Il en résulte une différence de nature et non de degré entre les dons d’éléments du corps humain et la GPA, dès lors que celle-ci suppose la mise à disposition de l’ensemble du corps de la femme et de sa personne.

De plus, comme le note le Rapport d’information de la mission parlementaire, « la GPA ne peut être comparée à une activité professionnelle, notamment parce qu’il n’y a plus dans ce cas de distinction entre le temps de travail et celui de la vie personnelle ».

Il faut également évoquer le risque d’exploitation des femmes les plus vulnérables. Le développement du « body shopping » et du « baby business » attire en effet les femmes en situation précaire. On peut dès lors craindre une forme d’esclavage moderne.

 

La position d’Alliance VITA : maintenir l’interdiction de la GPA

Dangereuse pour la gestatrice, néfaste pour le couple éducateur et l’enfant, la GPA représente une instrumentalisation et une marchandisation du corps humain, qu’une autorisation encadrée ne suffit pas à contenir. Il faut maintenir la prohibition de la gestation pour autrui.

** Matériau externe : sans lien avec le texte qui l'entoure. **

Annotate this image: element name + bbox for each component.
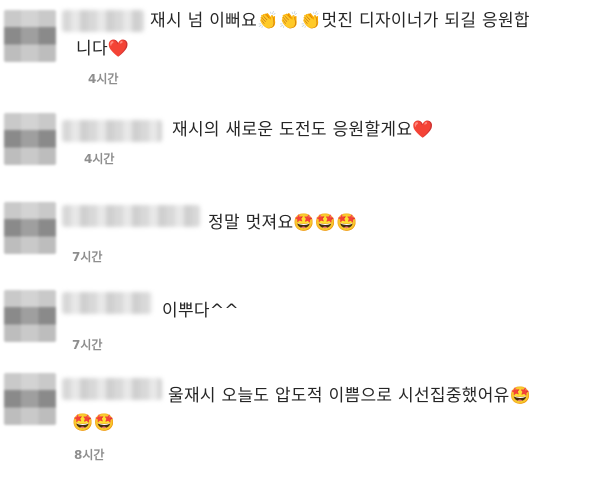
avatar[interactable] — [4, 373, 56, 425]
comment-timestamp[interactable]: 4시간 — [88, 70, 118, 87]
username-blurred[interactable] — [62, 205, 200, 227]
avatar[interactable] — [4, 10, 56, 62]
username-blurred[interactable] — [62, 10, 144, 32]
avatar[interactable] — [4, 202, 56, 254]
comment-text: 정말 멋져요🤩🤩🤩 — [208, 213, 358, 233]
comment-timestamp[interactable]: 8시간 — [74, 446, 104, 463]
comment-text: 재시의 새로운 도전도 응원할게요❤️ — [172, 120, 434, 140]
username-blurred[interactable] — [62, 292, 152, 314]
comment-text-continued: 🤩🤩 — [72, 413, 115, 433]
comment-timestamp[interactable]: 7시간 — [72, 248, 102, 265]
comment-timestamp[interactable]: 7시간 — [72, 336, 102, 353]
username-blurred[interactable] — [62, 378, 162, 400]
avatar[interactable] — [4, 290, 56, 342]
comment-text: 울재시 오늘도 압도적 이쁨으로 시선집중했어유🤩 — [168, 386, 532, 406]
avatar[interactable] — [4, 113, 56, 165]
comment-timestamp[interactable]: 4시간 — [84, 150, 114, 167]
comment-text-continued: 니다❤️ — [76, 39, 130, 59]
comment-text: 재시 넘 이뻐요👏👏👏멋진 디자이너가 되길 응원합 — [150, 11, 530, 31]
comment-text: 이뿌다^^ — [162, 301, 239, 321]
username-blurred[interactable] — [62, 120, 162, 142]
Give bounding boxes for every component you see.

– Alliance VITA considère que la programmation d’un enfant qui sera séparé – par contrat – de celle qui l’aura porté et enfanté ne respecte pas le droit de l’enfant. Une maternité éclatée entre deux voire trois femmes (génitrice, gestatrice et éducatrice) est une injustice pour lui.

– C’est également une injustice pour les femmes porteuses dont le travail s’apparente à de l’esclavage, incompatible avec leur dignité (cf. le contrat détaillé qu’elles doivent signer et auquel elles doivent se soumettre).

– La maternité pour autrui est par ailleurs inégalitaire. Elle susciterait une fracture entre deux groupes de personnes : les couples ayant les moyens de financer une mère porteuse, et les femmes démunies qui loueraient leur utérus ou vendraient leurs ovocytes.

– Ceux qui imposent le débat en France en ayant eu recours à cette technique à l’étranger devraient être poursuivis par la justice, sans qu’on nie pour autant l’intérêt des enfants concernés à avoir un état civil clair, ne cachant rien de leur histoire chahutée.

– Pas plus que pour la peine de mort ou d’autres faits contraires aux Droits de l’Homme, la France n’a pas à se caler sur des législations transgressives et sur le « moins disant » éthique.

 
  1.  Décision n° 94-343 du 27 juillet 1994 concernant la loi relative au respect du corps humain 
  2.  Rapport d’information de la mission parlementaire sur la révision des lois de bioéthique, 20 janvier 2010 
  3.  Les citations contenues dans cette note sont issues des auditions réalisées par la Mission parlementaire sur la révision des lois de bioéthique. Elles sont extraites du Rapport d’information de la Mission parlementaire du 20 janvier 2010, p.119 et suivantes.